To cope with the CPP increase, industry needs an alternative to multivariate data analysis techniques, Walsh says, citing machine learning (ML) as a potential solution.

“MVDA techniques can mathematically model the relationships between the input CPPs and output variables like titer, cell growth, and critical quality attributes. MVDA methods are popular because of their simplicity and the ease of use,” he continues. “However, as the number of CPPs increase with increasing number of sensors, increasing quality of sensors and ‘deeper-quicker’ assays of the cell culture media, the relationships that exist between CPPs and the bioprocess output variables will likely be nonlinear and require more sophisticated modeling algorithms such as machine learning.”

An ML algorithm can automatically build a model of a real-world problem without being explicitly programmed. It achieves this by examining sample data and optimizing itself in such a way that it can predict outcomes when faced with new data.

And the ability to predict outcomes is where biopharma can benefit, according to Walsh, who adds that “ML can often do better than humans in that one particular task, for example, predicting if a bioprocess is producing a drug that has substandard quality.”

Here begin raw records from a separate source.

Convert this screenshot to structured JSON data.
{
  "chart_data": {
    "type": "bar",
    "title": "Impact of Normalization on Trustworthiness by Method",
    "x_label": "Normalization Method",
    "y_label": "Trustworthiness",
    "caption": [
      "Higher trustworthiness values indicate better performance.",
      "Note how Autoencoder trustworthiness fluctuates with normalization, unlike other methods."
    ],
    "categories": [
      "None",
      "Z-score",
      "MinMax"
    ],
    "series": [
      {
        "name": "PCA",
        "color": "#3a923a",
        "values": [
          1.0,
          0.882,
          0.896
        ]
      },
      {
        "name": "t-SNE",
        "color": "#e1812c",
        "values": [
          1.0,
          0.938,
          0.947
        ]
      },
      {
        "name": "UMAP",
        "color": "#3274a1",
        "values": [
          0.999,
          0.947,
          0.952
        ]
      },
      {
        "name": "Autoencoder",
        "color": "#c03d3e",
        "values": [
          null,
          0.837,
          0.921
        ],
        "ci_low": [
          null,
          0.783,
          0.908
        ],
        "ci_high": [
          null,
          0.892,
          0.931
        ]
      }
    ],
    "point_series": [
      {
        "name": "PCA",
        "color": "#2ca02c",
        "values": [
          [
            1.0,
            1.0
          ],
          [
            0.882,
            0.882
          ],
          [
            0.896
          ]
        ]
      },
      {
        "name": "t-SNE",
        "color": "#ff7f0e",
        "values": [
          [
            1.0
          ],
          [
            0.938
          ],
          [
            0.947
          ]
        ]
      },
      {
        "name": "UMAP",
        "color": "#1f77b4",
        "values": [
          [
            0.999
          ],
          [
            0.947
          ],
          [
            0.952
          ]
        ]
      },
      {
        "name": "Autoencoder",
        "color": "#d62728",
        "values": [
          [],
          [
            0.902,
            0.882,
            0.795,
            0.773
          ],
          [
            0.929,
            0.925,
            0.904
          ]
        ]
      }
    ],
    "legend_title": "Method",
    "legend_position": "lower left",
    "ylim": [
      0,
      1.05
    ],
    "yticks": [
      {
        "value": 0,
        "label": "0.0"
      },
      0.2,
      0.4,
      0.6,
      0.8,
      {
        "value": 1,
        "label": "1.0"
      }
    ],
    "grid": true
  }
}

Coding easy, data requirements less so

And there is good news for companies interested in using ML to model processes. Much of the code needed to build the models has already been written, points out Walsh.

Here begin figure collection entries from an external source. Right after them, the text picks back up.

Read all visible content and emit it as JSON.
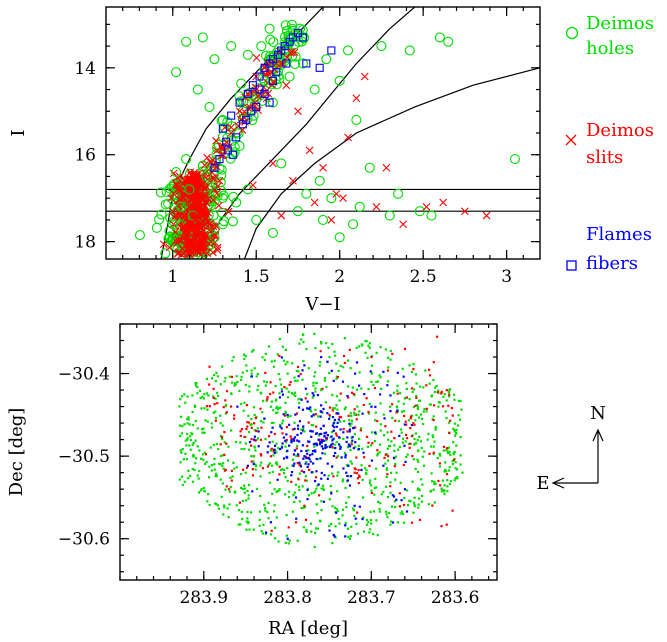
{
  "colors": {
    "deimos_holes": "#00dd00",
    "deimos_slits": "#ff0000",
    "flames_fibers": "#0000ff",
    "axes": "#000000"
  },
  "chart_data": [
    {
      "type": "scatter",
      "xlabel": "V−I",
      "ylabel": "I",
      "xlim": [
        0.6,
        3.2
      ],
      "ylim": [
        18.4,
        12.6
      ],
      "x_ticks": [
        1,
        1.5,
        2,
        2.5,
        3
      ],
      "x_tick_labels": [
        "1",
        "1.5",
        "2",
        "2.5",
        "3"
      ],
      "y_ticks": [
        14,
        16,
        18
      ],
      "y_tick_labels": [
        "14",
        "16",
        "18"
      ],
      "legend_position": "right-outside",
      "legend": [
        {
          "key": "holes",
          "marker": "circle",
          "color": "#00dd00",
          "line1": "Deimos",
          "line2": "holes"
        },
        {
          "key": "slits",
          "marker": "x",
          "color": "#ff0000",
          "line1": "Deimos",
          "line2": "slits"
        },
        {
          "key": "fibers",
          "marker": "square",
          "color": "#0000ff",
          "line1": "Flames",
          "line2": "fibers"
        }
      ],
      "horizontal_lines_I": [
        16.8,
        17.3
      ],
      "selection_curves": [
        [
          [
            0.93,
            18.4
          ],
          [
            0.97,
            17.6
          ],
          [
            1.0,
            16.9
          ],
          [
            1.1,
            16.1
          ],
          [
            1.2,
            15.4
          ],
          [
            1.35,
            14.7
          ],
          [
            1.55,
            13.9
          ],
          [
            1.75,
            13.2
          ],
          [
            1.9,
            12.6
          ]
        ],
        [
          [
            1.17,
            18.4
          ],
          [
            1.25,
            17.7
          ],
          [
            1.4,
            16.9
          ],
          [
            1.6,
            16.1
          ],
          [
            1.8,
            15.3
          ],
          [
            1.95,
            14.6
          ],
          [
            2.1,
            13.9
          ],
          [
            2.3,
            13.1
          ],
          [
            2.45,
            12.6
          ]
        ],
        [
          [
            1.43,
            18.4
          ],
          [
            1.5,
            17.7
          ],
          [
            1.65,
            16.9
          ],
          [
            1.85,
            16.2
          ],
          [
            2.1,
            15.5
          ],
          [
            2.45,
            14.9
          ],
          [
            2.8,
            14.4
          ],
          [
            3.2,
            14.0
          ]
        ]
      ],
      "series": [
        {
          "name": "Deimos holes",
          "marker": "circle",
          "color": "#00dd00",
          "points": [
            [
              1.02,
              14.1
            ],
            [
              1.08,
              13.4
            ],
            [
              1.15,
              14.5
            ],
            [
              1.22,
              14.9
            ],
            [
              1.3,
              15.2
            ],
            [
              1.42,
              15.0
            ],
            [
              1.55,
              14.3
            ],
            [
              1.6,
              14.8
            ],
            [
              1.7,
              14.2
            ],
            [
              1.78,
              13.9
            ],
            [
              1.85,
              14.5
            ],
            [
              1.92,
              13.8
            ],
            [
              2.0,
              14.3
            ],
            [
              2.05,
              13.6
            ],
            [
              2.1,
              15.2
            ],
            [
              2.18,
              16.3
            ],
            [
              2.25,
              13.5
            ],
            [
              2.3,
              17.4
            ],
            [
              2.42,
              13.6
            ],
            [
              2.55,
              17.4
            ],
            [
              2.6,
              13.3
            ],
            [
              2.65,
              13.4
            ],
            [
              3.05,
              16.1
            ],
            [
              1.88,
              16.6
            ],
            [
              1.95,
              17.0
            ],
            [
              2.08,
              17.6
            ],
            [
              2.12,
              17.2
            ],
            [
              1.75,
              17.3
            ],
            [
              1.6,
              17.8
            ],
            [
              1.5,
              17.5
            ],
            [
              1.45,
              16.8
            ],
            [
              1.38,
              17.1
            ],
            [
              1.3,
              17.6
            ],
            [
              1.25,
              17.9
            ],
            [
              1.2,
              16.5
            ],
            [
              1.1,
              16.8
            ],
            [
              1.05,
              17.2
            ],
            [
              1.0,
              17.6
            ],
            [
              0.98,
              17.9
            ],
            [
              1.12,
              17.4
            ],
            [
              1.4,
              15.8
            ],
            [
              1.65,
              16.2
            ],
            [
              1.8,
              16.9
            ],
            [
              2.35,
              16.9
            ],
            [
              2.48,
              17.3
            ],
            [
              2.0,
              17.9
            ],
            [
              1.9,
              17.5
            ],
            [
              1.35,
              13.5
            ],
            [
              1.25,
              13.8
            ],
            [
              1.18,
              13.3
            ],
            [
              1.45,
              13.7
            ],
            [
              1.58,
              13.1
            ],
            [
              1.02,
              16.4
            ],
            [
              1.08,
              16.1
            ]
          ]
        },
        {
          "name": "Deimos slits",
          "marker": "x",
          "color": "#ff0000",
          "points": [
            [
              1.05,
              17.0
            ],
            [
              1.1,
              17.2
            ],
            [
              1.12,
              16.9
            ],
            [
              1.15,
              17.4
            ],
            [
              1.08,
              17.7
            ],
            [
              1.18,
              17.9
            ],
            [
              1.2,
              17.1
            ],
            [
              1.0,
              17.3
            ],
            [
              1.03,
              16.7
            ],
            [
              1.14,
              16.5
            ],
            [
              1.22,
              17.6
            ],
            [
              1.25,
              16.8
            ],
            [
              1.06,
              17.9
            ],
            [
              1.1,
              18.0
            ],
            [
              1.17,
              16.7
            ],
            [
              1.28,
              16.6
            ],
            [
              1.3,
              16.0
            ],
            [
              1.35,
              15.5
            ],
            [
              1.4,
              15.0
            ],
            [
              1.45,
              14.6
            ],
            [
              1.5,
              14.2
            ],
            [
              1.55,
              14.0
            ],
            [
              1.62,
              13.9
            ],
            [
              1.68,
              14.4
            ],
            [
              1.75,
              15.0
            ],
            [
              1.82,
              15.9
            ],
            [
              1.9,
              16.3
            ],
            [
              1.98,
              16.9
            ],
            [
              2.05,
              15.6
            ],
            [
              2.1,
              14.7
            ],
            [
              2.15,
              14.2
            ],
            [
              2.22,
              17.2
            ],
            [
              2.38,
              17.6
            ],
            [
              2.62,
              17.1
            ],
            [
              2.75,
              17.3
            ],
            [
              2.88,
              17.4
            ],
            [
              2.52,
              17.2
            ],
            [
              1.72,
              16.6
            ],
            [
              1.6,
              16.2
            ],
            [
              1.48,
              16.7
            ],
            [
              1.95,
              17.5
            ],
            [
              2.02,
              17.0
            ],
            [
              2.28,
              16.3
            ],
            [
              1.85,
              17.1
            ],
            [
              1.65,
              17.4
            ],
            [
              1.13,
              17.5
            ],
            [
              1.09,
              16.6
            ],
            [
              1.19,
              17.3
            ],
            [
              0.99,
              17.0
            ],
            [
              1.23,
              18.0
            ]
          ]
        },
        {
          "name": "Flames fibers",
          "marker": "square",
          "color": "#0000ff",
          "points": [
            [
              1.3,
              15.4
            ],
            [
              1.35,
              15.1
            ],
            [
              1.4,
              14.8
            ],
            [
              1.45,
              14.6
            ],
            [
              1.48,
              14.4
            ],
            [
              1.52,
              14.2
            ],
            [
              1.55,
              14.0
            ],
            [
              1.58,
              13.9
            ],
            [
              1.6,
              13.8
            ],
            [
              1.63,
              13.7
            ],
            [
              1.65,
              13.6
            ],
            [
              1.67,
              13.5
            ],
            [
              1.7,
              13.4
            ],
            [
              1.72,
              13.3
            ],
            [
              1.75,
              13.2
            ],
            [
              1.78,
              13.3
            ],
            [
              1.6,
              14.3
            ],
            [
              1.55,
              14.6
            ],
            [
              1.5,
              14.9
            ],
            [
              1.42,
              15.3
            ],
            [
              1.38,
              15.6
            ],
            [
              1.33,
              15.9
            ],
            [
              1.28,
              16.1
            ],
            [
              1.25,
              16.3
            ],
            [
              1.32,
              15.7
            ],
            [
              1.47,
              15.0
            ],
            [
              1.62,
              14.1
            ],
            [
              1.8,
              13.9
            ],
            [
              1.95,
              13.6
            ],
            [
              1.88,
              14.0
            ],
            [
              1.52,
              14.5
            ],
            [
              1.68,
              13.9
            ],
            [
              1.58,
              14.8
            ],
            [
              1.44,
              15.2
            ],
            [
              1.36,
              16.0
            ]
          ]
        }
      ]
    },
    {
      "type": "scatter",
      "xlabel": "RA [deg]",
      "ylabel": "Dec [deg]",
      "xlim": [
        284.0,
        283.55
      ],
      "ylim": [
        -30.65,
        -30.34
      ],
      "x_ticks": [
        283.9,
        283.8,
        283.7,
        283.6
      ],
      "x_tick_labels": [
        "283.9",
        "283.8",
        "283.7",
        "283.6"
      ],
      "y_ticks": [
        -30.4,
        -30.5,
        -30.6
      ],
      "y_tick_labels": [
        "−30.4",
        "−30.5",
        "−30.6"
      ],
      "compass": {
        "north": "N",
        "east": "E"
      },
      "field_center": [
        283.763,
        -30.48
      ],
      "field_extent_ra": [
        283.59,
        283.93
      ],
      "field_extent_dec": [
        -30.6,
        -30.36
      ],
      "series": [
        {
          "name": "Deimos holes",
          "marker": "dot",
          "color": "#00dd00",
          "points": [
            [
              283.9,
              -30.43
            ],
            [
              283.88,
              -30.46
            ],
            [
              283.86,
              -30.41
            ],
            [
              283.84,
              -30.5
            ],
            [
              283.82,
              -30.44
            ],
            [
              283.8,
              -30.4
            ],
            [
              283.78,
              -30.47
            ],
            [
              283.76,
              -30.42
            ],
            [
              283.74,
              -30.5
            ],
            [
              283.72,
              -30.45
            ],
            [
              283.7,
              -30.41
            ],
            [
              283.68,
              -30.48
            ],
            [
              283.66,
              -30.43
            ],
            [
              283.64,
              -30.49
            ],
            [
              283.62,
              -30.44
            ],
            [
              283.6,
              -30.47
            ],
            [
              283.92,
              -30.48
            ],
            [
              283.85,
              -30.52
            ],
            [
              283.67,
              -30.52
            ],
            [
              283.75,
              -30.38
            ],
            [
              283.8,
              -30.53
            ],
            [
              283.71,
              -30.55
            ]
          ]
        },
        {
          "name": "Deimos slits",
          "marker": "dot",
          "color": "#ff0000",
          "points": [
            [
              283.87,
              -30.54
            ],
            [
              283.82,
              -30.5
            ],
            [
              283.78,
              -30.56
            ],
            [
              283.72,
              -30.52
            ],
            [
              283.68,
              -30.5
            ],
            [
              283.65,
              -30.46
            ],
            [
              283.62,
              -30.53
            ],
            [
              283.7,
              -30.38
            ],
            [
              283.66,
              -30.37
            ],
            [
              283.75,
              -30.45
            ],
            [
              283.61,
              -30.42
            ],
            [
              283.84,
              -30.46
            ],
            [
              283.79,
              -30.58
            ]
          ]
        },
        {
          "name": "Flames fibers",
          "marker": "dot",
          "color": "#0000ff",
          "points": [
            [
              283.763,
              -30.48
            ],
            [
              283.77,
              -30.47
            ],
            [
              283.755,
              -30.49
            ],
            [
              283.78,
              -30.5
            ],
            [
              283.745,
              -30.46
            ],
            [
              283.8,
              -30.45
            ],
            [
              283.73,
              -30.52
            ],
            [
              283.79,
              -30.55
            ],
            [
              283.75,
              -30.59
            ],
            [
              283.82,
              -30.58
            ],
            [
              283.84,
              -30.48
            ],
            [
              283.7,
              -30.44
            ],
            [
              283.76,
              -30.38
            ],
            [
              283.78,
              -30.39
            ],
            [
              283.72,
              -30.56
            ],
            [
              283.8,
              -30.6
            ],
            [
              283.66,
              -30.54
            ],
            [
              283.86,
              -30.44
            ]
          ]
        }
      ]
    }
  ]
}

“Creating and training the ML algorithm is the easy part—there are many open-source libraries available to do so,” he says. “The hard part is developing a large, diverse dataset with high-quality process data. However, with new sensors such as Raman, high-throughput LC-MS workflows, the development of real-time assays, and the ability to deeply characterize omics we can derive this data for modeling and or training processes.”

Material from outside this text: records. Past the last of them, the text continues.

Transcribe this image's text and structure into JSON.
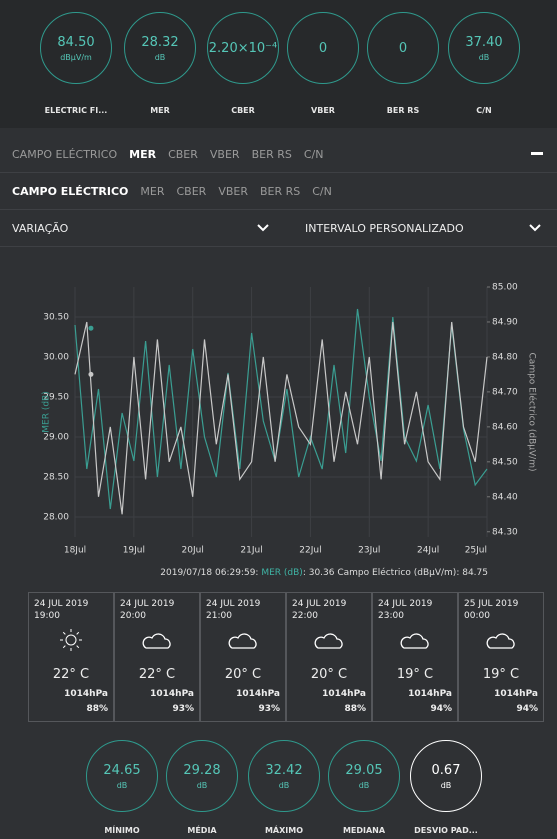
{
  "gauges": [
    {
      "value": "84.50",
      "unit": "dBµV/m",
      "label": "ELECTRIC FI..."
    },
    {
      "value": "28.32",
      "unit": "dB",
      "label": "MER"
    },
    {
      "value": "2.20×10⁻⁴",
      "label": "CBER"
    },
    {
      "value": "0",
      "label": "VBER"
    },
    {
      "value": "0",
      "label": "BER RS"
    },
    {
      "value": "37.40",
      "unit": "dB",
      "label": "C/N"
    }
  ],
  "tabs1": {
    "items": [
      "CAMPO ELÉCTRICO",
      "MER",
      "CBER",
      "VBER",
      "BER RS",
      "C/N"
    ],
    "active": 1
  },
  "tabs2": {
    "items": [
      "CAMPO ELÉCTRICO",
      "MER",
      "CBER",
      "VBER",
      "BER RS",
      "C/N"
    ],
    "active": 0
  },
  "dropdowns": [
    "VARIAÇÃO",
    "INTERVALO PERSONALIZADO"
  ],
  "chart_data": {
    "type": "line",
    "ylabel": "MER (dB)",
    "y2label": "Campo Eléctrico (dBµV/m)",
    "x": [
      18.0,
      18.2,
      18.4,
      18.6,
      18.8,
      19.0,
      19.2,
      19.4,
      19.6,
      19.8,
      20.0,
      20.2,
      20.4,
      20.6,
      20.8,
      21.0,
      21.2,
      21.4,
      21.6,
      21.8,
      22.0,
      22.2,
      22.4,
      22.6,
      22.8,
      23.0,
      23.2,
      23.4,
      23.6,
      23.8,
      24.0,
      24.2,
      24.4,
      24.6,
      24.8,
      25.0
    ],
    "series": [
      {
        "name": "MER (dB)",
        "color": "#3a9e92",
        "values": [
          30.4,
          28.6,
          29.6,
          28.1,
          29.3,
          28.7,
          30.2,
          28.5,
          29.9,
          28.6,
          30.1,
          29.0,
          28.5,
          29.8,
          28.6,
          30.3,
          29.2,
          28.7,
          29.6,
          28.5,
          29.0,
          28.6,
          29.9,
          28.8,
          30.6,
          29.5,
          28.7,
          30.5,
          29.0,
          28.7,
          29.4,
          28.6,
          30.4,
          29.1,
          28.4,
          28.6
        ]
      },
      {
        "name": "Campo Eléctrico (dBµV/m)",
        "color": "#c8c8c8",
        "axis": "y2",
        "values": [
          84.75,
          84.9,
          84.4,
          84.6,
          84.35,
          84.8,
          84.45,
          84.85,
          84.5,
          84.6,
          84.4,
          84.85,
          84.55,
          84.75,
          84.45,
          84.5,
          84.8,
          84.5,
          84.75,
          84.6,
          84.55,
          84.85,
          84.5,
          84.7,
          84.55,
          84.8,
          84.45,
          84.9,
          84.55,
          84.7,
          84.5,
          84.45,
          84.9,
          84.6,
          84.5,
          84.8
        ]
      }
    ],
    "xlim": [
      18,
      25
    ],
    "xticks": [
      {
        "value": 18,
        "label": "18Jul"
      },
      {
        "value": 19,
        "label": "19Jul"
      },
      {
        "value": 20,
        "label": "20Jul"
      },
      {
        "value": 21,
        "label": "21Jul"
      },
      {
        "value": 22,
        "label": "22Jul"
      },
      {
        "value": 23,
        "label": "23Jul"
      },
      {
        "value": 24,
        "label": "24Jul"
      },
      {
        "value": 25,
        "label": "25Jul"
      }
    ],
    "ylim": [
      27.75,
      30.875
    ],
    "yticks": [
      {
        "value": 28,
        "label": "28.00"
      },
      {
        "value": 28.5,
        "label": "28.50"
      },
      {
        "value": 29,
        "label": "29.00"
      },
      {
        "value": 29.5,
        "label": "29.50"
      },
      {
        "value": 30,
        "label": "30.00"
      },
      {
        "value": 30.5,
        "label": "30.50"
      }
    ],
    "y2lim": [
      84.285,
      85.0
    ],
    "y2ticks": [
      {
        "value": 84.3,
        "label": "84.30"
      },
      {
        "value": 84.4,
        "label": "84.40"
      },
      {
        "value": 84.5,
        "label": "84.50"
      },
      {
        "value": 84.6,
        "label": "84.60"
      },
      {
        "value": 84.7,
        "label": "84.70"
      },
      {
        "value": 84.8,
        "label": "84.80"
      },
      {
        "value": 84.9,
        "label": "84.90"
      },
      {
        "value": 85,
        "label": "85.00"
      }
    ],
    "grid": true,
    "annotation": {
      "time": "2019/07/18 06:29:59",
      "mer_value": 30.36,
      "field_value": 84.75
    }
  },
  "weather": [
    {
      "date": "24 JUL 2019",
      "time": "19:00",
      "icon": "sun",
      "temp": "22° C",
      "pressure": "1014hPa",
      "humidity": "88%"
    },
    {
      "date": "24 JUL 2019",
      "time": "20:00",
      "icon": "cloud",
      "temp": "22° C",
      "pressure": "1014hPa",
      "humidity": "93%"
    },
    {
      "date": "24 JUL 2019",
      "time": "21:00",
      "icon": "cloud",
      "temp": "20° C",
      "pressure": "1014hPa",
      "humidity": "93%"
    },
    {
      "date": "24 JUL 2019",
      "time": "22:00",
      "icon": "cloud",
      "temp": "20° C",
      "pressure": "1014hPa",
      "humidity": "88%"
    },
    {
      "date": "24 JUL 2019",
      "time": "23:00",
      "icon": "cloud",
      "temp": "19° C",
      "pressure": "1014hPa",
      "humidity": "94%"
    },
    {
      "date": "25 JUL 2019",
      "time": "00:00",
      "icon": "cloud",
      "temp": "19° C",
      "pressure": "1014hPa",
      "humidity": "94%"
    }
  ],
  "stats": {
    "items": [
      {
        "value": "24.65",
        "unit": "dB",
        "label": "MÍNIMO"
      },
      {
        "value": "29.28",
        "unit": "dB",
        "label": "MÉDIA"
      },
      {
        "value": "32.42",
        "unit": "dB",
        "label": "MÁXIMO"
      },
      {
        "value": "29.05",
        "unit": "dB",
        "label": "MEDIANA"
      },
      {
        "value": "0.67",
        "unit": "dB",
        "label": "DESVIO PAD..."
      }
    ],
    "active": 4
  }
}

At present, ML algorithms are process specific. However, if industry is willing to invest in expertise and collaborate it may be able to create models that are useful to multiple parties, notes Walsh.

“The holy grail would be ML algorithms that have general predictive power, meaning that the algorithm could be used across different plants without retraining it. This would be a challenge, but possible,” he tells GEN.

Whether drug makers would work together on ML development is unclear, Walsh says, as “the data is extremely valuable to each company.” However, the benefits of such collaboration have already been demonstrated elsewhere.

“In other biological domains some interesting algorithms have been developed because all the data was shared,” he explains. “For example, the protein data available in the protein databank and UNIProt has led to an interesting ML algorithms such as alphafold developed by Google’s deepmind.”